How to Protect Your Eyes from the Harmful Effects of Smoke

When it comes to smoking, we know that this bad habit can cause detrimental health problems including lung and respiratory complications, heart disease, cancer, and gum disease. Among all the dangers that smoking can pose to the body’s organs, many people may not know that smoking can be just as harmful to your vision. Common eye problems that have been linked to smoking include cataracts, macular degeneration, diabetic retinopathy, dry eyes, and more. Quit smoking or don’t start to protect your eyes (and entire body) from the damage that smoke can cause.

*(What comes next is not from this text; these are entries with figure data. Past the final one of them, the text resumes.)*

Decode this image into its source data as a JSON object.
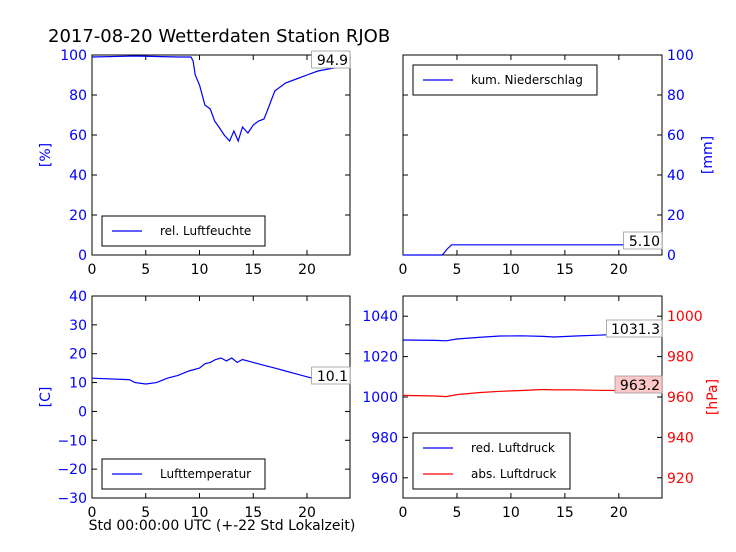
{
  "figure": {
    "title": "2017-08-20 Wetterdaten Station RJOB",
    "xlabel": "Std 00:00:00 UTC (+-22 Std Lokalzeit)"
  },
  "chart_data": [
    {
      "id": "humidity",
      "type": "line",
      "ylabel": "[%]",
      "ylabel_color": "#0000ff",
      "xlim": [
        0,
        24
      ],
      "ylim": [
        0,
        100
      ],
      "xticks": [
        "0",
        "5",
        "10",
        "15",
        "20"
      ],
      "yticks": [
        "0",
        "20",
        "40",
        "60",
        "80",
        "100"
      ],
      "ytick_color": "#0000ff",
      "series": [
        {
          "name": "rel. Luftfeuchte",
          "color": "#0000ff",
          "points": [
            [
              0,
              99
            ],
            [
              4,
              99.5
            ],
            [
              8,
              99
            ],
            [
              9.2,
              99
            ],
            [
              9.4,
              97
            ],
            [
              9.6,
              90
            ],
            [
              10,
              85
            ],
            [
              10.5,
              75
            ],
            [
              11,
              73
            ],
            [
              11.4,
              67
            ],
            [
              11.8,
              64
            ],
            [
              12.3,
              60
            ],
            [
              12.8,
              57
            ],
            [
              13.2,
              62
            ],
            [
              13.6,
              57
            ],
            [
              14,
              64
            ],
            [
              14.5,
              61
            ],
            [
              15,
              65
            ],
            [
              15.5,
              67
            ],
            [
              16,
              68
            ],
            [
              16.3,
              72
            ],
            [
              17,
              82
            ],
            [
              18,
              86
            ],
            [
              19,
              88
            ],
            [
              20,
              90
            ],
            [
              21,
              92
            ],
            [
              22.5,
              93.5
            ],
            [
              24,
              94.9
            ]
          ]
        }
      ],
      "annotation": "94.9",
      "legend": "bottom-left"
    },
    {
      "id": "precip",
      "type": "line",
      "ylabel": "[mm]",
      "ylabel_color": "#0000ff",
      "yaxis_side": "right",
      "xlim": [
        0,
        24
      ],
      "ylim": [
        0,
        100
      ],
      "xticks": [
        "0",
        "5",
        "10",
        "15",
        "20"
      ],
      "yticks": [
        "0",
        "20",
        "40",
        "60",
        "80",
        "100"
      ],
      "ytick_color": "#0000ff",
      "series": [
        {
          "name": "kum. Niederschlag",
          "color": "#0000ff",
          "points": [
            [
              0,
              0
            ],
            [
              3.6,
              0
            ],
            [
              3.8,
              1
            ],
            [
              4.1,
              3
            ],
            [
              4.5,
              5.1
            ],
            [
              24,
              5.1
            ]
          ]
        }
      ],
      "annotation": "5.10",
      "legend": "top-left"
    },
    {
      "id": "temp",
      "type": "line",
      "ylabel": "[C]",
      "ylabel_color": "#0000ff",
      "xlim": [
        0,
        24
      ],
      "ylim": [
        -30,
        40
      ],
      "xticks": [
        "0",
        "5",
        "10",
        "15",
        "20"
      ],
      "yticks": [
        "−30",
        "−20",
        "−10",
        "0",
        "10",
        "20",
        "30",
        "40"
      ],
      "ytick_color": "#0000ff",
      "series": [
        {
          "name": "Lufttemperatur",
          "color": "#0000ff",
          "points": [
            [
              0,
              11.5
            ],
            [
              3.5,
              11
            ],
            [
              4,
              10
            ],
            [
              5,
              9.5
            ],
            [
              6,
              10
            ],
            [
              7,
              11.5
            ],
            [
              8,
              12.5
            ],
            [
              9,
              14
            ],
            [
              10,
              15
            ],
            [
              10.5,
              16.5
            ],
            [
              11,
              17
            ],
            [
              11.5,
              18
            ],
            [
              12,
              18.5
            ],
            [
              12.5,
              17.5
            ],
            [
              13,
              18.5
            ],
            [
              13.5,
              17
            ],
            [
              14,
              18
            ],
            [
              15,
              17
            ],
            [
              16,
              16
            ],
            [
              17,
              15
            ],
            [
              18,
              14
            ],
            [
              19,
              13
            ],
            [
              20,
              12
            ],
            [
              21,
              11
            ],
            [
              22,
              10.5
            ],
            [
              24,
              10.1
            ]
          ]
        }
      ],
      "annotation": "10.1",
      "legend": "bottom-left"
    },
    {
      "id": "pressure",
      "type": "line",
      "ylabel": "[hPa]",
      "ylabel_color": "#ff0000",
      "xlim": [
        0,
        24
      ],
      "ylim": [
        950,
        1050
      ],
      "ylim_right": [
        910,
        1010
      ],
      "xticks": [
        "0",
        "5",
        "10",
        "15",
        "20"
      ],
      "yticks": [
        "960",
        "980",
        "1000",
        "1020",
        "1040"
      ],
      "yticks_right": [
        "920",
        "940",
        "960",
        "980",
        "1000"
      ],
      "ytick_color": "#0000ff",
      "ytick_right_color": "#ff0000",
      "series": [
        {
          "name": "red. Luftdruck",
          "color": "#0000ff",
          "axis": "left",
          "points": [
            [
              0,
              1028.2
            ],
            [
              3,
              1028
            ],
            [
              4,
              1027.8
            ],
            [
              5,
              1028.7
            ],
            [
              7,
              1029.5
            ],
            [
              9,
              1030.2
            ],
            [
              11,
              1030.3
            ],
            [
              13,
              1030
            ],
            [
              14,
              1029.7
            ],
            [
              16,
              1030.2
            ],
            [
              18,
              1030.6
            ],
            [
              20,
              1031
            ],
            [
              22,
              1031.2
            ],
            [
              24,
              1031.3
            ]
          ]
        },
        {
          "name": "abs. Luftdruck",
          "color": "#ff0000",
          "axis": "right",
          "points": [
            [
              0,
              960.8
            ],
            [
              3,
              960.5
            ],
            [
              4,
              960.2
            ],
            [
              5,
              961.2
            ],
            [
              7,
              962.2
            ],
            [
              9,
              962.8
            ],
            [
              11,
              963.2
            ],
            [
              13,
              963.7
            ],
            [
              14,
              963.5
            ],
            [
              16,
              963.5
            ],
            [
              18,
              963.3
            ],
            [
              20,
              963.2
            ],
            [
              22,
              963.4
            ],
            [
              24,
              963.2
            ]
          ]
        }
      ],
      "annotations": [
        "1031.3",
        "963.2"
      ],
      "legend": "bottom-left"
    }
  ]
}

1. Avoid Smoking and Limit Exposure to Secondhand Smoke

If you’ve never smoked, do not start. Limit contact with secondhand smoke as much as possible and protect yourself through 100% smoke-free environments. If you’ve thought about quitting, it’s never too late to set yourself up on a path to better eyesight and overall wellness. There are many resources available, like the annual Great American Smokeout sponsored by the American Cancer Society, to aid you in your plan to quit.

2. Know the Risks

You can reduce your risk of sight loss by learning all the negative impacts smoking can have on your eyes and then creating a plan to quit. As soon as you stop smoking, you lower your risk of developing the sight-threatening eye conditions below:

Age-Related Macular Degeneration (AMD)

Smokers are found 4 times more than non-smokers to have AMD, an age-related condition that impacts central vision. The earlier you get a diagnosis of AMD, the greater the chance that treatment will slow the progression of the disease.

Cataracts

People who smoke have up to 3 times the risk of getting cataracts, a clouding of the lenses. The only way to correct cataracts is through surgery.

Dry Eye

Exposure to smoke is a major irritant to your eyes and can impair the body’s ability to generate sufficient tears, thus dry, red, and itchy eyes.

Diabetic Retinopathy

Smoking as much as doubles the risk of developing diabetic retinopathy, a diabetes-related complication involving vision damage to the retina. This disease can be treatable if picked up soon enough.

Glaucoma

Smokers are more likely to develop high blood pressure, increasing the risk of developing glaucoma, often caused by high pressure in the eye, damaging the optic nerve. There is no cure for glaucoma, but treatments include medicine, laser treatment or surgery.

3. Get a Comprehensive Eye Exam

Annual comprehensive eye exams are extremely important to maintain your eye health. Whether you smoke or not, it is important to see an optometrist regularly to have your eyes checked to ensure that eye conditions are detected and treated early.